Pearl Jam y su “Dark Matter”: ¿Una nueva esperanza?

Por Bastián Fernández

El grupo de Seattle regresa con uno de sus trabajos más sólidos del último tiempo gracias a la vitalidad del productor Andrew Watt.  

Sinceremos, Pearl Jam desde hace un buen tiempo viene viviendo por la nostalgia y sus últimos trabajos discográficos no estuvieron a la altura de su catálogo. Si queremos ser aún más radicales, la banda vivía de su propio fantasma e iba camino a transformarse en corpóreo de sí mismos, esto, al menos, en lo que de sacar música nueva se refiere. En vivo siguen siendo efectivos, sumando nuevos parroquianos y un Eddie Vedder que cada día entiende mejor su lugar en la industria. 

“Dark Matter” abre de manera gloriosa, con la banda poniendo tensión, velocidad y frescura la que, sin dudas, aporta el joven productor Andrew Watt (Iggy Pop, The Rolling Stones), que sacó del letargo y antigüedad en la forma de registrar los instrumentos del grupo. Las guitarras ya no suenan como si estuvieran grabadas en bar roñoso.
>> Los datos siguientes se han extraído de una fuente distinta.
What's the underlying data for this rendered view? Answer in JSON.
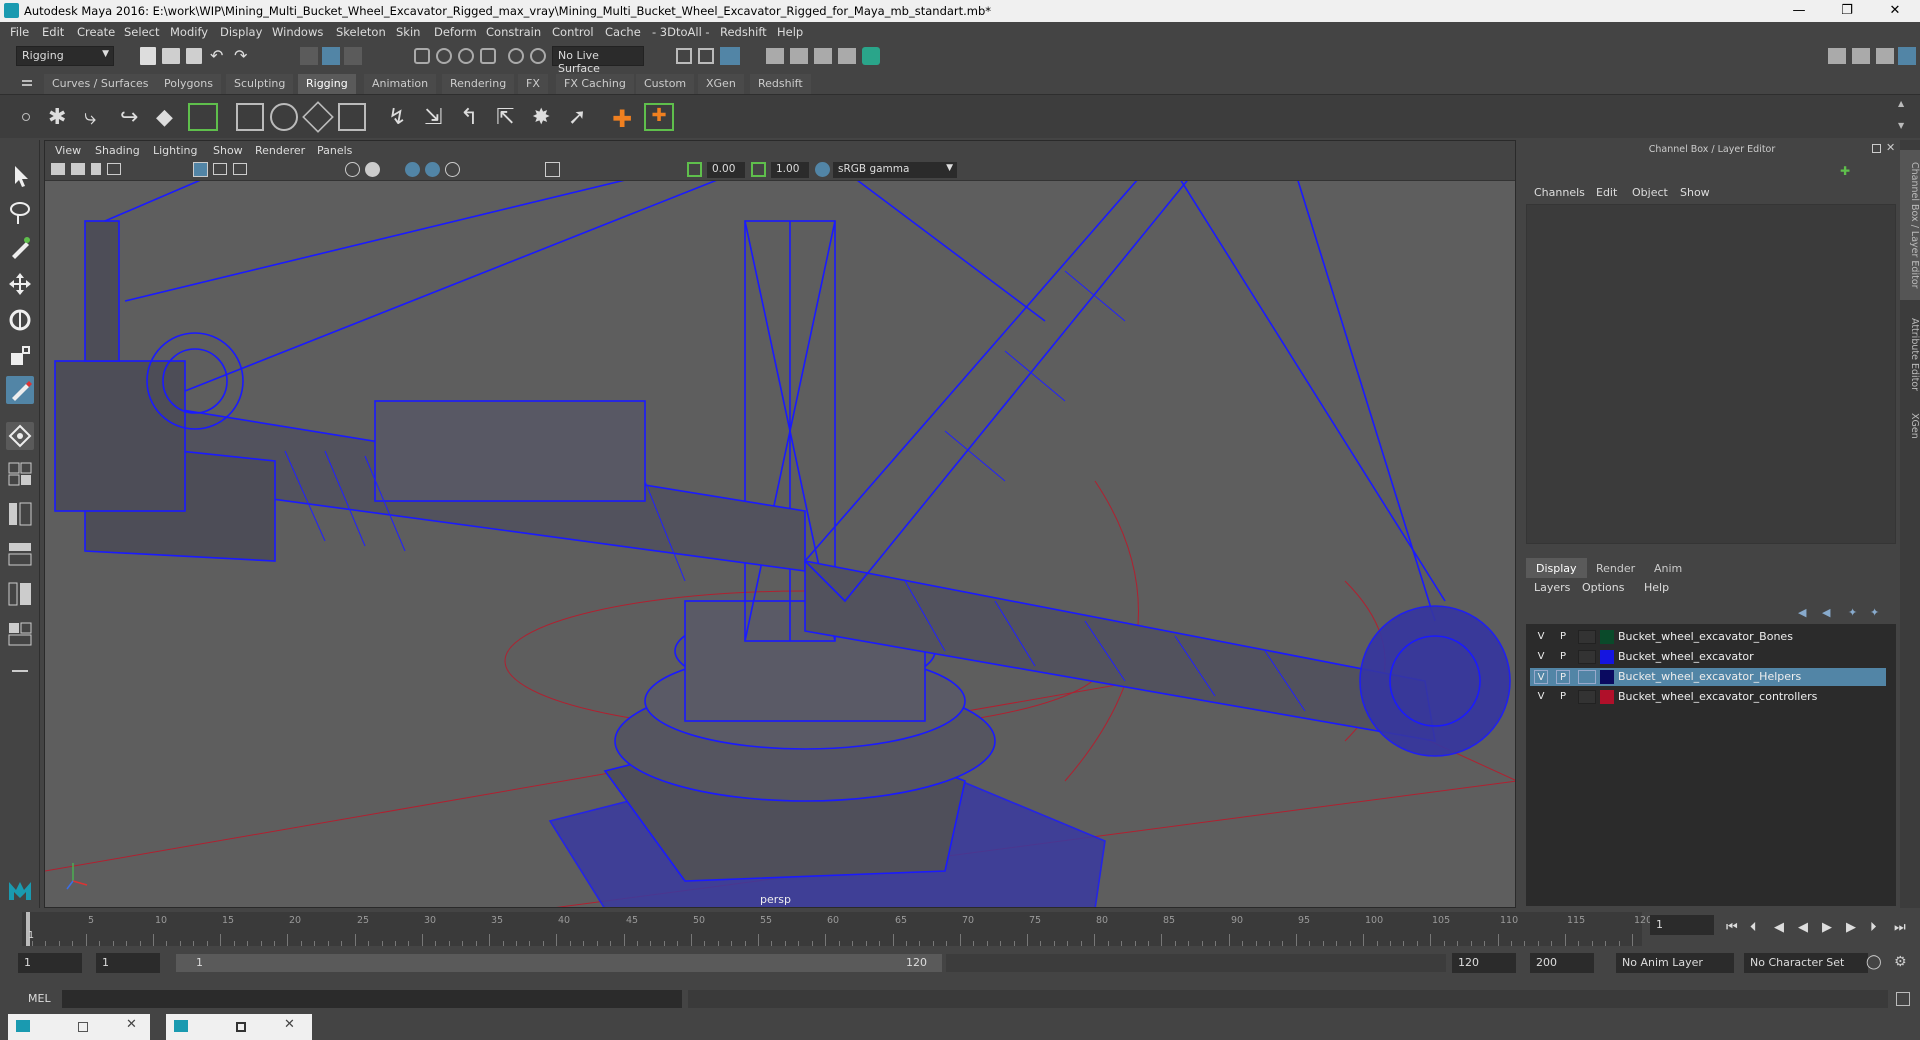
{
  "window": {
    "title": "Autodesk Maya 2016: E:\\work\\WIP\\Mining_Multi_Bucket_Wheel_Excavator_Rigged_max_vray\\Mining_Multi_Bucket_Wheel_Excavator_Rigged_for_Maya_mb_standart.mb*",
    "minimize": "—",
    "maximize": "❐",
    "close": "✕"
  },
  "menubar": [
    "File",
    "Edit",
    "Create",
    "Select",
    "Modify",
    "Display",
    "Windows",
    "Skeleton",
    "Skin",
    "Deform",
    "Constrain",
    "Control",
    "Cache",
    "- 3DtoAll -",
    "Redshift",
    "Help"
  ],
  "statusline": {
    "mode": "Rigging",
    "live_surface": "No Live Surface"
  },
  "shelf_tabs": [
    {
      "label": "Curves / Surfaces",
      "active": false
    },
    {
      "label": "Polygons",
      "active": false
    },
    {
      "label": "Sculpting",
      "active": false
    },
    {
      "label": "Rigging",
      "active": true
    },
    {
      "label": "Animation",
      "active": false
    },
    {
      "label": "Rendering",
      "active": false
    },
    {
      "label": "FX",
      "active": false
    },
    {
      "label": "FX Caching",
      "active": false
    },
    {
      "label": "Custom",
      "active": false
    },
    {
      "label": "XGen",
      "active": false
    },
    {
      "label": "Redshift",
      "active": false
    }
  ],
  "viewport": {
    "menu": [
      "View",
      "Shading",
      "Lighting",
      "Show",
      "Renderer",
      "Panels"
    ],
    "near_value": "0.00",
    "far_value": "1.00",
    "color_space": "sRGB gamma",
    "camera_label": "persp"
  },
  "channel_box": {
    "header": "Channel Box / Layer Editor",
    "menu": [
      "Channels",
      "Edit",
      "Object",
      "Show"
    ]
  },
  "layer_editor": {
    "tabs": [
      {
        "label": "Display",
        "active": true
      },
      {
        "label": "Render",
        "active": false
      },
      {
        "label": "Anim",
        "active": false
      }
    ],
    "menu": [
      "Layers",
      "Options",
      "Help"
    ],
    "layers": [
      {
        "v": "V",
        "p": "P",
        "name": "Bucket_wheel_excavator_Bones",
        "color": "#0a4a2a",
        "selected": false
      },
      {
        "v": "V",
        "p": "P",
        "name": "Bucket_wheel_excavator",
        "color": "#1515e0",
        "selected": false
      },
      {
        "v": "V",
        "p": "P",
        "name": "Bucket_wheel_excavator_Helpers",
        "color": "#0a0a60",
        "selected": true
      },
      {
        "v": "V",
        "p": "P",
        "name": "Bucket_wheel_excavator_controllers",
        "color": "#b0102a",
        "selected": false
      }
    ]
  },
  "side_tabs": [
    "Channel Box / Layer Editor",
    "Attribute Editor",
    "XGen"
  ],
  "timeline": {
    "ticks": [
      "5",
      "10",
      "15",
      "20",
      "25",
      "30",
      "35",
      "40",
      "45",
      "50",
      "55",
      "60",
      "65",
      "70",
      "75",
      "80",
      "85",
      "90",
      "95",
      "100",
      "105",
      "110",
      "115",
      "120"
    ],
    "start_label": "1",
    "current_frame": "1"
  },
  "range": {
    "start": "1",
    "playback_start": "1",
    "slider_start": "1",
    "slider_end": "120",
    "playback_end": "120",
    "end": "200",
    "anim_layer": "No Anim Layer",
    "character_set": "No Character Set"
  },
  "command_line": {
    "label": "MEL"
  }
}
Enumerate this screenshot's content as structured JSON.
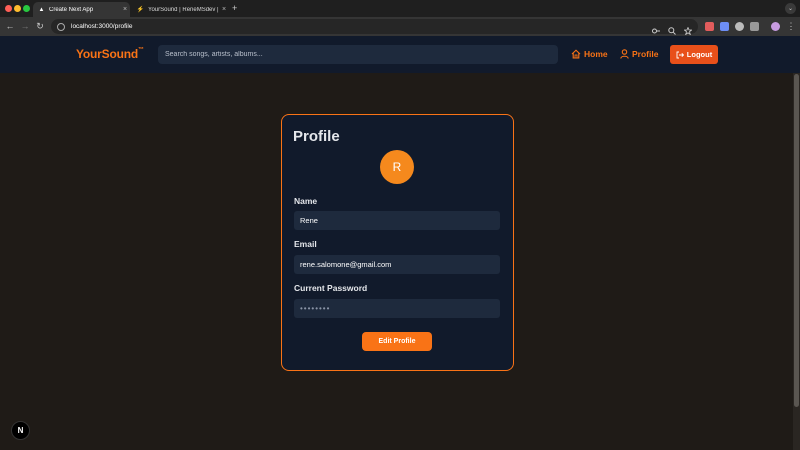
{
  "browser": {
    "tabs": [
      {
        "title": "Create Next App",
        "favicon": "next-triangle-icon",
        "active": true
      },
      {
        "title": "YourSound | ReneMSdev | Su...",
        "favicon": "vercel-icon",
        "active": false
      }
    ],
    "new_tab_label": "+",
    "url": "localhost:3000/profile"
  },
  "app": {
    "logo": "YourSound",
    "logo_mark": "™",
    "search_placeholder": "Search songs, artists, albums...",
    "nav": {
      "home": "Home",
      "profile": "Profile",
      "logout": "Logout"
    },
    "colors": {
      "accent": "#f97316",
      "header_bg": "#111a2b",
      "page_bg": "#1f1b17"
    }
  },
  "profile": {
    "title": "Profile",
    "avatar_initial": "R",
    "name_label": "Name",
    "name_value": "Rene",
    "email_label": "Email",
    "email_value": "rene.salomone@gmail.com",
    "password_label": "Current Password",
    "password_value": "••••••••",
    "edit_button": "Edit Profile"
  },
  "dev_badge": "N"
}
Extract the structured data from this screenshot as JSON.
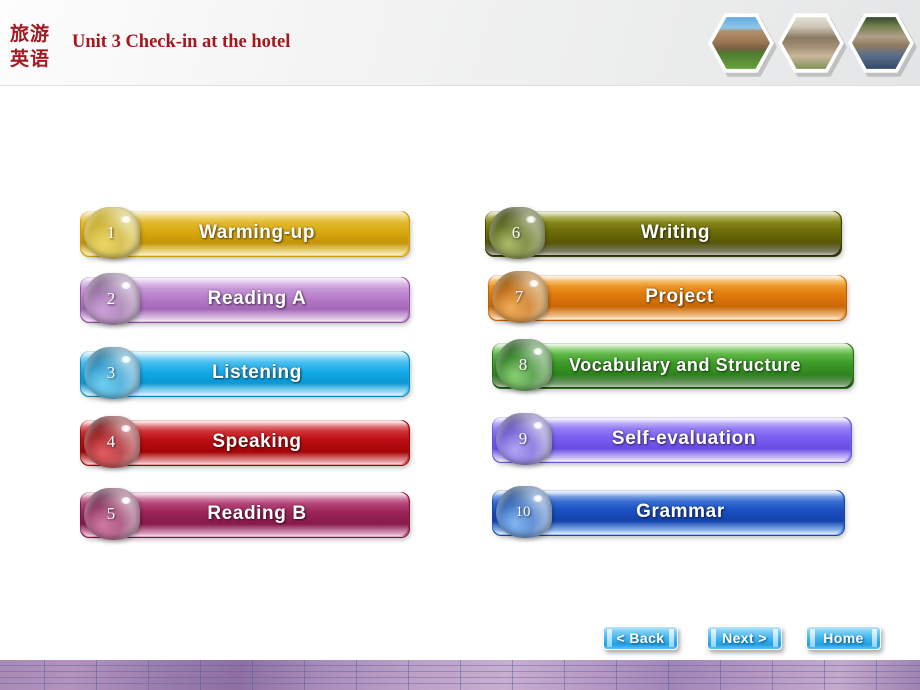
{
  "header": {
    "cn_line1": "旅游",
    "cn_line2": "英语",
    "unit_title": "Unit  3 Check-in  at the hotel",
    "photos": [
      {
        "name": "abbey-ruins-photo"
      },
      {
        "name": "tower-building-photo"
      },
      {
        "name": "castle-street-photo"
      }
    ]
  },
  "menu": {
    "left_column": [
      {
        "number": "1",
        "label": "Warming-up"
      },
      {
        "number": "2",
        "label": "Reading  A"
      },
      {
        "number": "3",
        "label": "Listening"
      },
      {
        "number": "4",
        "label": "Speaking"
      },
      {
        "number": "5",
        "label": "Reading  B"
      }
    ],
    "right_column": [
      {
        "number": "6",
        "label": "Writing"
      },
      {
        "number": "7",
        "label": "Project"
      },
      {
        "number": "8",
        "label": "Vocabulary  and  Structure"
      },
      {
        "number": "9",
        "label": "Self-evaluation"
      },
      {
        "number": "10",
        "label": "Grammar"
      }
    ]
  },
  "nav": {
    "back_label": "< Back",
    "next_label": "Next >",
    "home_label": "Home"
  },
  "colors": {
    "title_red": "#a8151d",
    "btn1_gold": "#d8a80f",
    "btn2_orchid": "#b77cc9",
    "btn3_cyan": "#13a9e8",
    "btn4_crimson": "#bb0d12",
    "btn5_magenta": "#9c2459",
    "btn6_olive": "#6e6e09",
    "btn7_orange": "#e07a0c",
    "btn8_green": "#3f9c2a",
    "btn9_violet": "#7c61f2",
    "btn10_blue": "#1c53c4",
    "nav_blue": "#3fb3ee",
    "footer_purple": "#a88ab5"
  }
}
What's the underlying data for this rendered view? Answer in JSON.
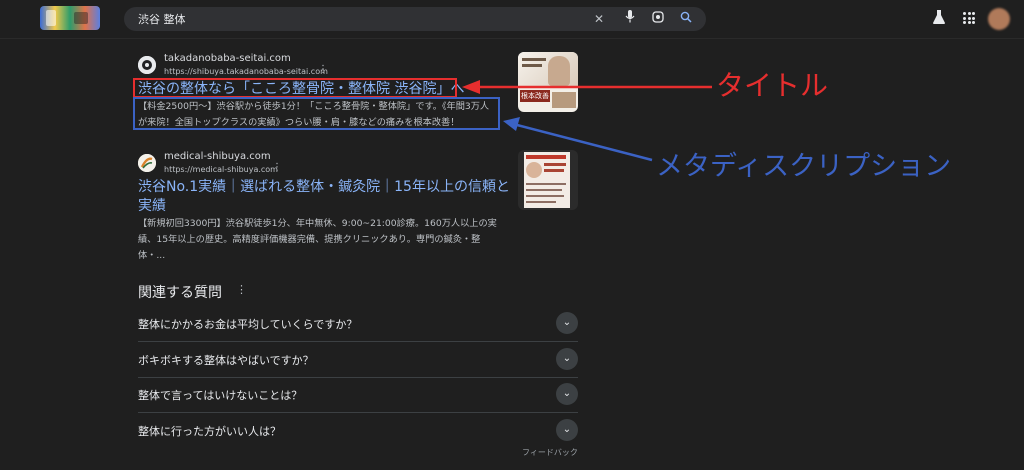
{
  "search": {
    "query": "渋谷 整体"
  },
  "results": [
    {
      "site": "takadanobaba-seitai.com",
      "url": "https://shibuya.takadanobaba-seitai.com",
      "title": "渋谷の整体なら「こころ整骨院・整体院 渋谷院」へ",
      "snippet_line1": "【料金2500円〜】渋谷駅から徒歩1分！「こころ整骨院・整体院」です。《年間3万人",
      "snippet_line2": "が来院！全国トップクラスの実績》つらい腰・肩・膝などの痛みを根本改善！",
      "thumb_text": "根本改善"
    },
    {
      "site": "medical-shibuya.com",
      "url": "https://medical-shibuya.com",
      "title_line1": "渋谷No.1実績｜選ばれる整体・鍼灸院｜15年以上の信頼と",
      "title_line2": "実績",
      "snippet_line1": "【新規初回3300円】渋谷駅徒歩1分、年中無休、9:00~21:00診療。160万人以上の実",
      "snippet_line2": "績、15年以上の歴史。高精度評価機器完備、提携クリニックあり。専門の鍼灸・整",
      "snippet_line3": "体・..."
    }
  ],
  "paa": {
    "heading": "関連する質問",
    "questions": [
      "整体にかかるお金は平均していくらですか？",
      "ボキボキする整体はやばいですか？",
      "整体で言ってはいけないことは？",
      "整体に行った方がいい人は？"
    ]
  },
  "feedback": "フィードバック",
  "annotations": {
    "title_label": "タイトル",
    "meta_label": "メタディスクリプション"
  },
  "colors": {
    "annotation_red": "#e62e2e",
    "annotation_blue": "#3b62c4",
    "link": "#8ab4f8"
  }
}
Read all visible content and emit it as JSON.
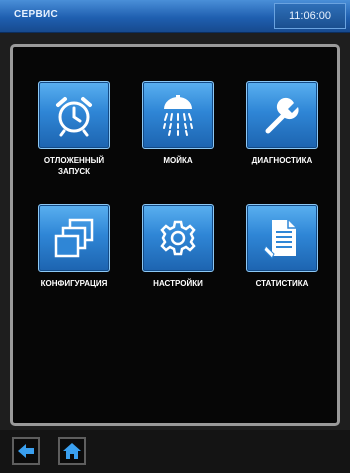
{
  "header": {
    "title": "СЕРВИС",
    "time": "11:06:00"
  },
  "menu": {
    "items": [
      {
        "label": "ОТЛОЖЕННЫЙ\nЗАПУСК",
        "icon": "alarm-clock-icon"
      },
      {
        "label": "МОЙКА",
        "icon": "shower-icon"
      },
      {
        "label": "ДИАГНОСТИКА",
        "icon": "wrench-icon"
      },
      {
        "label": "КОНФИГУРАЦИЯ",
        "icon": "stacked-windows-icon"
      },
      {
        "label": "НАСТРОЙКИ",
        "icon": "gear-icon"
      },
      {
        "label": "СТАТИСТИКА",
        "icon": "document-icon"
      }
    ]
  },
  "footer": {
    "back_icon": "back-arrow-icon",
    "home_icon": "home-icon"
  },
  "colors": {
    "header_blue": "#1f5fb0",
    "tile_blue": "#2f86d6",
    "panel_border": "#9a9a9a",
    "background": "#060606"
  }
}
No, no se trata de sonar plásticos, sino de renovar la impronta sin perder esencia, algo que se siente en “Upper Hand”, ahí está toda la impronta grunge, pero en alta calidad.  

A lo largo de 11 canciones la banda nos muestra lo que todavía puede hacer: sonar frenéticos y enérgicos (“React, Respond”), baladas que quedan bien en cualquier escena roadtrip de película melosa (“Won’t tell”), mantener su esencia (“Upper Hand”) y momentos contemplativos (“Setting Sun”). 

“Dark Matter” abre una esperanza para el futuro de Pearl Jam, uno en el que puedan seguir en su propio mundo musical sin sonar como una caricatura de sí mismos, manteniendo su esencia y refrescando, con pequeños toques, su fórmula.